How I Edit a Wedding in A Week (or Less)
"If only there were more hours in the day."
I hear it. I feel it. I whine about it often to my partner in crime. Photography is my full-time job. It's just not my only full-time job. During the week from 9-5 I work as a tech support agent. That means when I'm answering phone calls or texts or e-mails during the week, it is literally in my in-between moments. When I deliver sessions for clients, it's fit into a schedule where normally I have 4-5 hours between work and sleep or during my lunch break. I also will usually spend at least one full weekend day working on photo projects.
This isn't to make anyone feel lazy, I'm telling you this because with a routine, a lack of social life (kidding, kinda) and some discipline, you can deliver sessions quickly and leave your days free for other things.
Disclaimer: What works for me will not work for other people. Feel free to adjust this, deconstruct it, and replace where you see fit. Disclaimer pt. 2: My contract states I will deliver in 4-6 weeks. Things happen. I have an auto-immune disease. I also do kind of have a life and sometimes I have plans I actually don't want to ditch. In this case, I adjust my days or the gallery goes out on week 2 or maybe even week 3. It is ok.

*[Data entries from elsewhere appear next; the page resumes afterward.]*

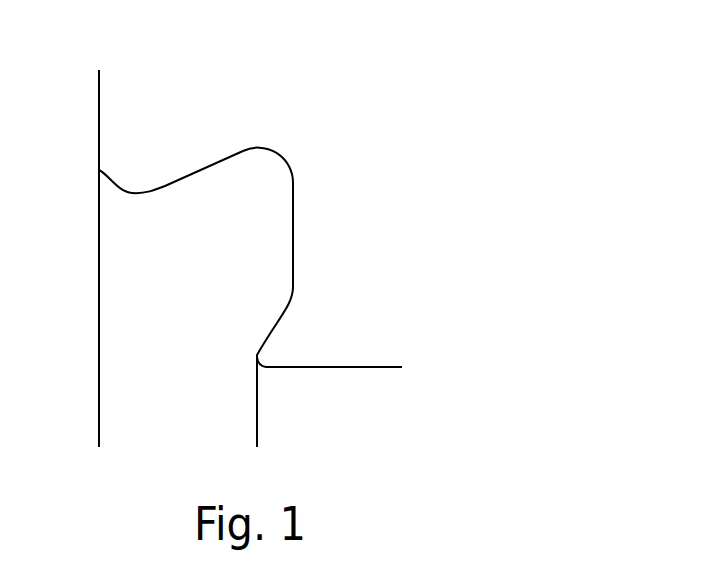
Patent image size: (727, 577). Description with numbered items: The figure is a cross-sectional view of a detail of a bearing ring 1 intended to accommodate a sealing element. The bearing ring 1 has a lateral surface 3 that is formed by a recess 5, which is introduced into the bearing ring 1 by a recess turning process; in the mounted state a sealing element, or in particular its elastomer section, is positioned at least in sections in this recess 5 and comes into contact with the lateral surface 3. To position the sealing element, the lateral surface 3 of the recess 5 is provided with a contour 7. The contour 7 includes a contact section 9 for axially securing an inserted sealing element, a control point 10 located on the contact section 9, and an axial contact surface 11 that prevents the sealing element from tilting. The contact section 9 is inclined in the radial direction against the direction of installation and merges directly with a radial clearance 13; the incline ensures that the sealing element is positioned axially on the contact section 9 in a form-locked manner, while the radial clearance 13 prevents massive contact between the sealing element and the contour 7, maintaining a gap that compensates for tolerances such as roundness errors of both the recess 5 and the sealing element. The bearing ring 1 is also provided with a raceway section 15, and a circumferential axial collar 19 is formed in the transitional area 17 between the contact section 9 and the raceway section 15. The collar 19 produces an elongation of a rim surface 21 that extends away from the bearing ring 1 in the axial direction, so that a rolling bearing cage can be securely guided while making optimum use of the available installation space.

The bearing ring 1 is at (419, 89).
The lateral surface 3 is at (256, 271).
The recess 5 is at (261, 191).
The contour 7 is at (180, 163).
The contact section 9 is at (181, 181).
The control point 10 is at (162, 185).
The axial contact surface 11 is at (294, 220).
The radial clearance 13 is at (241, 166).
The raceway section 15 is at (346, 354).
The transitional area 17 is at (237, 329).
The axial collar 19 is at (255, 354).
The rim surface 21 is at (320, 368).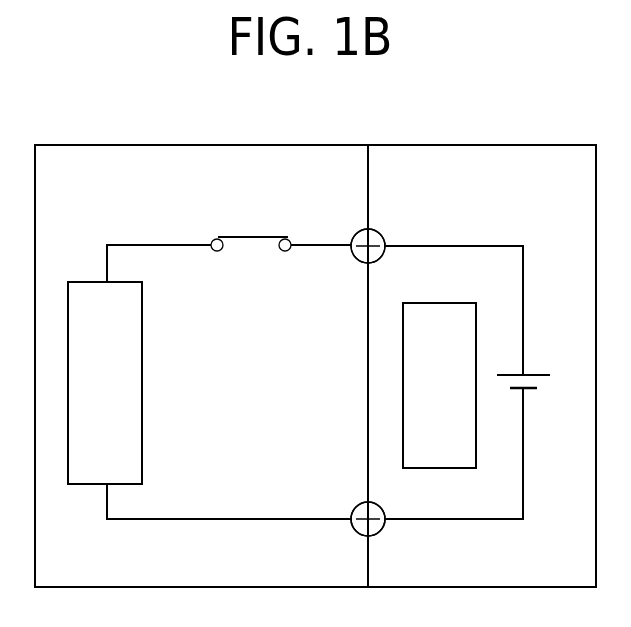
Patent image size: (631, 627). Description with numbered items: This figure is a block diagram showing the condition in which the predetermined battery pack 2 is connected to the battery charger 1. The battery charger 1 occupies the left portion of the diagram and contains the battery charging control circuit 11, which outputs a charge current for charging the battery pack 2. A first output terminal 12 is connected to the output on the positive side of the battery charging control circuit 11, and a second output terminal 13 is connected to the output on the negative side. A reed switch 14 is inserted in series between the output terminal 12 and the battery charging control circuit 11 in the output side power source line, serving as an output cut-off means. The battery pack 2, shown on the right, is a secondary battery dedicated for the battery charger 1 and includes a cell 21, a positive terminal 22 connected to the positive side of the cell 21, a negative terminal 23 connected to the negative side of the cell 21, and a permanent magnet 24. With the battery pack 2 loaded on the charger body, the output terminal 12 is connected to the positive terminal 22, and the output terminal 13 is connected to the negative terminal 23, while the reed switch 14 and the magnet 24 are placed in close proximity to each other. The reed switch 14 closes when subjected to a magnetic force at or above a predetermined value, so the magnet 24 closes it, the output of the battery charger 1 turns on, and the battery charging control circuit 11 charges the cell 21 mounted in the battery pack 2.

The battery charger 1 is at (113, 145).
The battery pack 2 is at (405, 145).
The battery charging control circuit 11 is at (92, 282).
The first output terminal 12 is at (355, 257).
The second output terminal 13 is at (355, 535).
The reed switch 14 is at (252, 237).
The cell 21 is at (533, 373).
The positive terminal 22 is at (385, 235).
The negative terminal 23 is at (382, 530).
The magnet 24 is at (430, 303).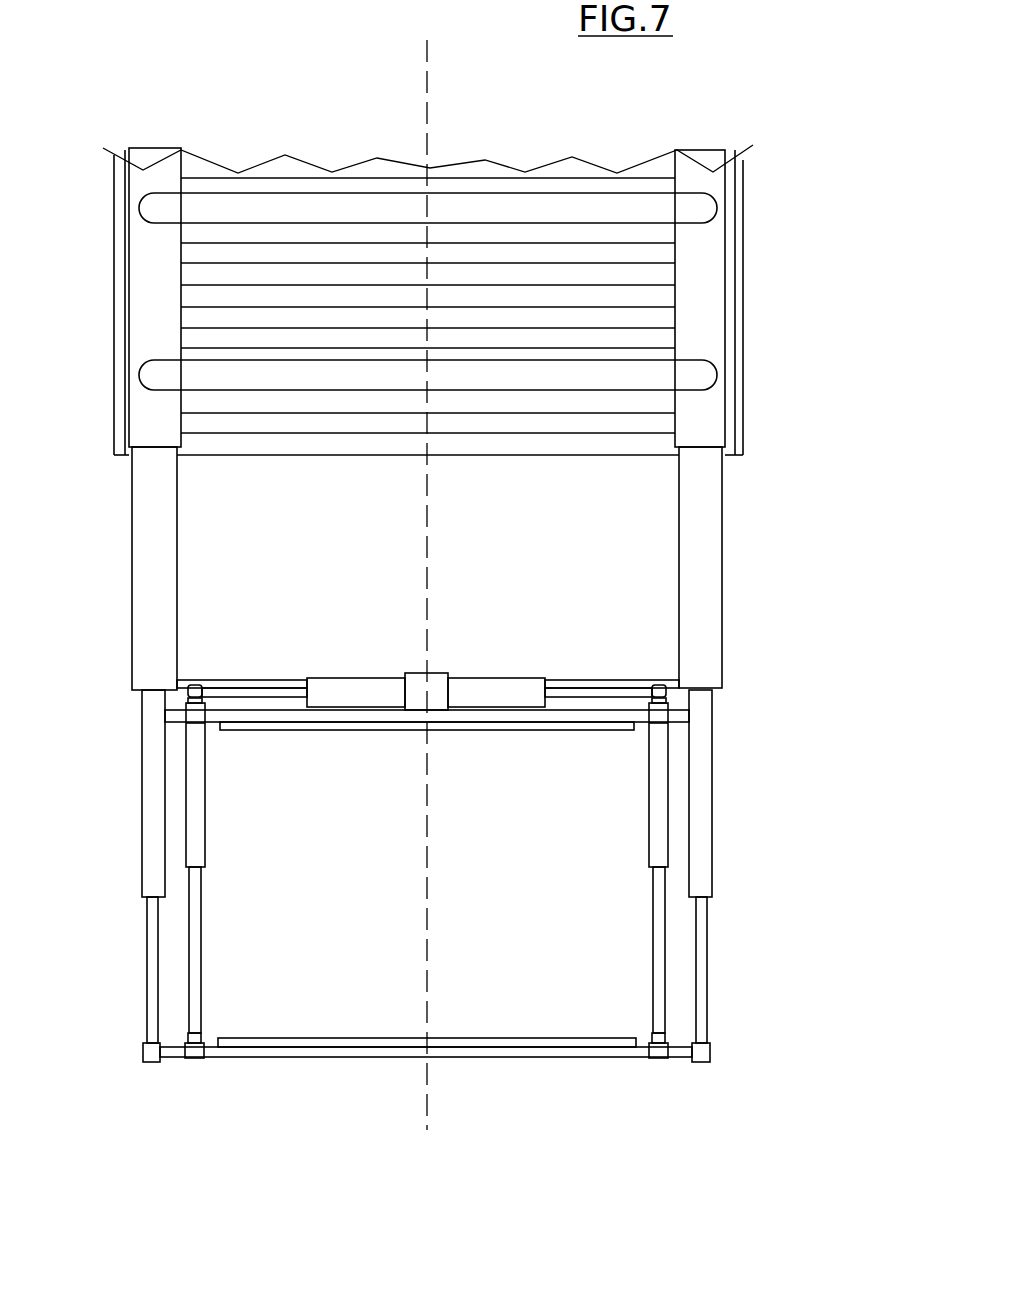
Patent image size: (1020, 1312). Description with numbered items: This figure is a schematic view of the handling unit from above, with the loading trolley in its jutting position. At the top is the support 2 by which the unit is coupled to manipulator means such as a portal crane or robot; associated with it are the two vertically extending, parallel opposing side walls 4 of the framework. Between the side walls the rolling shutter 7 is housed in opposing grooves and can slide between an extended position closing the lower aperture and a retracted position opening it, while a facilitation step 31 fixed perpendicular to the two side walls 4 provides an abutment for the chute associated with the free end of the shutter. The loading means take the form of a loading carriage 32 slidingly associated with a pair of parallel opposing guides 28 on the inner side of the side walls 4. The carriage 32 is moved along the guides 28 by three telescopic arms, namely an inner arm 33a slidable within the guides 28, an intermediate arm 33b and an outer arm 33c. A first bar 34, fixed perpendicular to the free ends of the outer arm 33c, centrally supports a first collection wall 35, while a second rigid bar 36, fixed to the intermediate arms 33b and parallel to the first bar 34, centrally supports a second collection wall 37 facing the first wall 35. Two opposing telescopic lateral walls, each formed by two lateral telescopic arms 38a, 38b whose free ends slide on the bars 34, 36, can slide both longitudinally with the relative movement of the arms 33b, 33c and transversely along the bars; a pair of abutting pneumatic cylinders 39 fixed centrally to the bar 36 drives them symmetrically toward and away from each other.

I may mention tools or concepts you haven't heard of before. I am writing another blog post that will hopefully be released this week to show you what tools I use, what they're all about, how much they cost, and how they help me. I am always happy to help if you have questions. Feel free to e-mail me with quick questions: email@example.com or let me know if you'd like to book a mentor session.
Day One - The Wedding Day
The minute I get home, no matter if it's midnight & I work the next day or if it is 6PM on a Friday & I just wanna sleep, I download my photos. I plug in my cards and I create folders.
As you can see above, I categorize them all by their last name. From there, "HIGH" is all of my finished jpeg images. I had a second shooter so the "Kelsey" folder are all of her RAW images. "LylesLR" is where the Lightroom catalog is held. RAW are all of my finished files after ingesting the culled images from Photo Mechanic.
From here, I often go ahead and post 10-15 sneak peeks to Facebook and tag the couple. This is so if they want a cute profile picture and don't want to use their cousin's iPhone photo, they have a professional one immediately ready to go. Again, I do this the minute I get home. Normally, this means the couple has sneak peeks and they may not have even left the venue yet (depending on their timeline).
Day Two - Culling
Background: I come from a portrait studio where we had 30 minutes to photograph a session and then afterward we were timed and given 10 minutes to cull. If you're not 100% sure what culling is, it's basically trimming the fat. When I'm photographing a wedding, my finger stays on the shutter. I may take 20 photos of one moment and 18 of those may be blurry or have closed eyes and only 2 of them are different enough and honestly worth delivering to your client. I certainly don't want to look through 20 of the same image, & neither does anyone else. Culling used to take me hours and now in about 30 minutes I can successfully "trim the fat".
Day Two-Four - "Basic" edits
This can be exhausting. I usually give myself a few days to do this as when I say "basic" editing, it doesn't involve pumpkin spice lattes.
I use presets to batch edit then I make adjustments that are based on my style. It seems easy when you consider doing it a few times, but lighting is different in every single room (and honestly, sometimes in different parts of the room). So I have to do the above 600~ times. I have to touch each image and make sure it is perfect. Therefore, I do this for a few hours each night.
Day 5 - Upload then Walk Away
This may seem completely ridiculous to some of you, but this step has helped me be cohesive and it's the "most laid back part of the process because I do what the title says. I export and upload all of the files to my client's pixieset gallery. Then, I go through once and anything that looks out of place is either written down on a notepad or marked as a favorite in the gallery. It helps me see what finishing touches need to be made.
Then, I let it go for the day. If I try to attack what's wrong right then I'll get frustrated, I'll make mistakes and it is just literally all bad.
Day 6/7- Final Touches + Delivery
I take a look at the notes I wrote down the day before and I do a final pass through photoshop and fix anything that requires more detail than Lightroom can handle. I take another look over the gallery and then I deliver! You'll see how I split up the images and what a deliverable looks like down below.